St. Paul's first letter to the Corinthians (1Cor 1:26-29) would indicate that that community wasn't composed of elites. "Consider your own calling, brothers. Not many of you were wise by human standards, not many were powerful, not many were of noble birth. Rather, God chose the foolish of the world to shame the wise, and God chose the weak of the world to shame the strong, and God chose the lowly and despised of the world, those who count for nothing, to reduce to nothing those who are something, so that no human being might boast before God."
The Gospel was first embraced by those who had become marginalized within traditional Judaism - known sinners and women. Of course, the Gospel still must be proclaimed to sinners, which includes each one of us. But beyond that commonality, to whom else might the Gospel be effectively addressed today?
When we think of evangelization within our own communities, we need to consider those who might be most open to the Gospel may not be the wealthy, the educated, the powerful, but, instead, the poor, the unemployed, and those who are marginalized because of disability, sexual orientation, marital status, or the lack of education. These may well be our own "untouchables."
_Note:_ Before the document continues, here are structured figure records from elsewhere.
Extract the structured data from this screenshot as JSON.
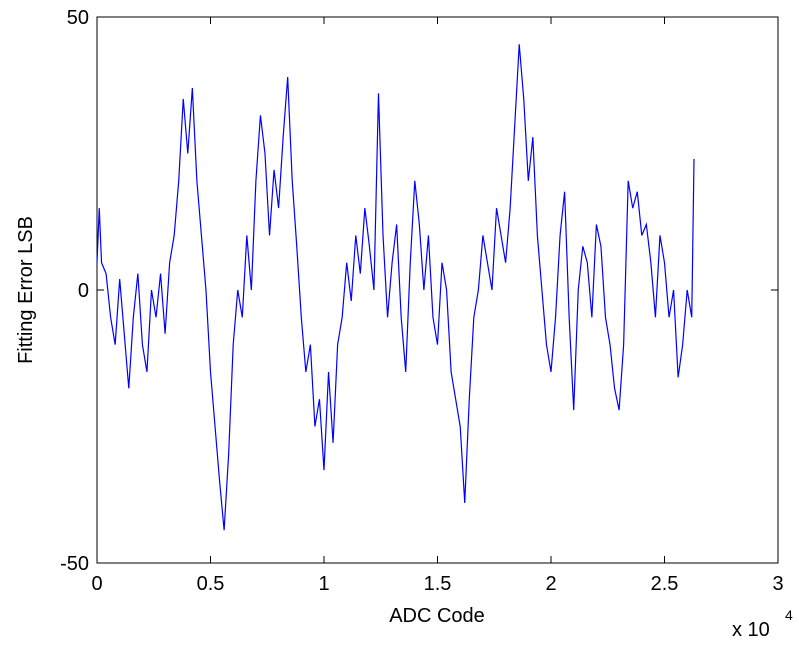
{
  "chart_data": {
    "type": "line",
    "xlabel": "ADC Code",
    "ylabel": "Fitting Error LSB",
    "x_multiplier": {
      "base": "x 10",
      "exponent": "4"
    },
    "x": [
      0,
      100,
      200,
      400,
      600,
      800,
      1000,
      1200,
      1400,
      1600,
      1800,
      2000,
      2200,
      2400,
      2600,
      2800,
      3000,
      3200,
      3400,
      3600,
      3800,
      4000,
      4200,
      4400,
      4600,
      4800,
      5000,
      5200,
      5400,
      5600,
      5800,
      6000,
      6200,
      6400,
      6600,
      6800,
      7000,
      7200,
      7400,
      7600,
      7800,
      8000,
      8200,
      8400,
      8600,
      8800,
      9000,
      9200,
      9400,
      9600,
      9800,
      10000,
      10200,
      10400,
      10600,
      10800,
      11000,
      11200,
      11400,
      11600,
      11800,
      12000,
      12200,
      12400,
      12600,
      12800,
      13000,
      13200,
      13400,
      13600,
      13800,
      14000,
      14200,
      14400,
      14600,
      14800,
      15000,
      15200,
      15400,
      15600,
      15800,
      16000,
      16200,
      16400,
      16600,
      16800,
      17000,
      17200,
      17400,
      17600,
      17800,
      18000,
      18200,
      18400,
      18600,
      18800,
      19000,
      19200,
      19400,
      19600,
      19800,
      20000,
      20200,
      20400,
      20600,
      20800,
      21000,
      21200,
      21400,
      21600,
      21800,
      22000,
      22200,
      22400,
      22600,
      22800,
      23000,
      23200,
      23400,
      23600,
      23800,
      24000,
      24200,
      24400,
      24600,
      24800,
      25000,
      25200,
      25400,
      25600,
      25800,
      26000,
      26200,
      26300
    ],
    "series": [
      {
        "name": "Fitting Error",
        "color": "#0000ff",
        "values": [
          5,
          15,
          5,
          3,
          -5,
          -10,
          2,
          -8,
          -18,
          -5,
          3,
          -10,
          -15,
          0,
          -5,
          3,
          -8,
          5,
          10,
          20,
          35,
          25,
          37,
          20,
          10,
          0,
          -15,
          -25,
          -35,
          -44,
          -30,
          -10,
          0,
          -5,
          10,
          0,
          20,
          32,
          25,
          10,
          22,
          15,
          28,
          39,
          20,
          8,
          -5,
          -15,
          -10,
          -25,
          -20,
          -33,
          -15,
          -28,
          -10,
          -5,
          5,
          -2,
          10,
          3,
          15,
          8,
          0,
          36,
          10,
          -5,
          5,
          12,
          -5,
          -15,
          5,
          20,
          12,
          0,
          10,
          -5,
          -10,
          5,
          0,
          -15,
          -20,
          -25,
          -39,
          -20,
          -5,
          0,
          10,
          5,
          0,
          15,
          10,
          5,
          15,
          30,
          45,
          35,
          20,
          28,
          10,
          0,
          -10,
          -15,
          -5,
          10,
          18,
          -5,
          -22,
          0,
          8,
          5,
          -5,
          12,
          8,
          -5,
          -10,
          -18,
          -22,
          -10,
          20,
          15,
          18,
          10,
          12,
          5,
          -5,
          10,
          5,
          -5,
          0,
          -16,
          -10,
          0,
          -5,
          24
        ]
      }
    ],
    "xlim": [
      0,
      30000
    ],
    "xticks": [
      0,
      {
        "value": 5000,
        "label": "0.5"
      },
      {
        "value": 10000,
        "label": "1"
      },
      {
        "value": 15000,
        "label": "1.5"
      },
      {
        "value": 20000,
        "label": "2"
      },
      {
        "value": 25000,
        "label": "2.5"
      },
      {
        "value": 30000,
        "label": "3"
      }
    ],
    "ylim": [
      -50,
      50
    ],
    "yticks": [
      -50,
      0,
      50
    ],
    "grid": false
  }
}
Yet when I think of the communities in which I have served, I have to admit I don't know how well the homeless, the single parent, the hearing impaired, or the person with a homosexual orientation were embraced. It is not enough to preach about welcoming these individuals, that welcome has to be extended by people in the pews, and that means often stretching beyond ourselves, and seeking to find the Lord where we might rather not look.
I'm guessing that throughout the history of the Church, the people who have been most open to receiving the hope-filled Gospel of new life and conversion have been precisely the sort of people "respectable folks" are uncomfortable around.
These days would a recent Hispanic immigrant (illegal or not) find welcome in our parishes? Or a middle-eastern Catholic? Why do so many of our parishes look so homogeneous? Why do we tolerate the fact that in our dioceses some parishes have gleaming physical plants and all the electronic bells and whistles imaginable, while Our Lady of Deferred Maintenance barely survives financially from month to month, and has a skeleton staff?
Which of these parishes, do you think, would have a community like that described by St. Paul?
We who are "respectable" in the eyes of the world may not be as converted to the Lord as we think. We may need to be reduced to nothing.
My friend, Pat Armstrong, occasionally sends me these interesting articles from the BBC and the Irish Times, and for that I'm grateful!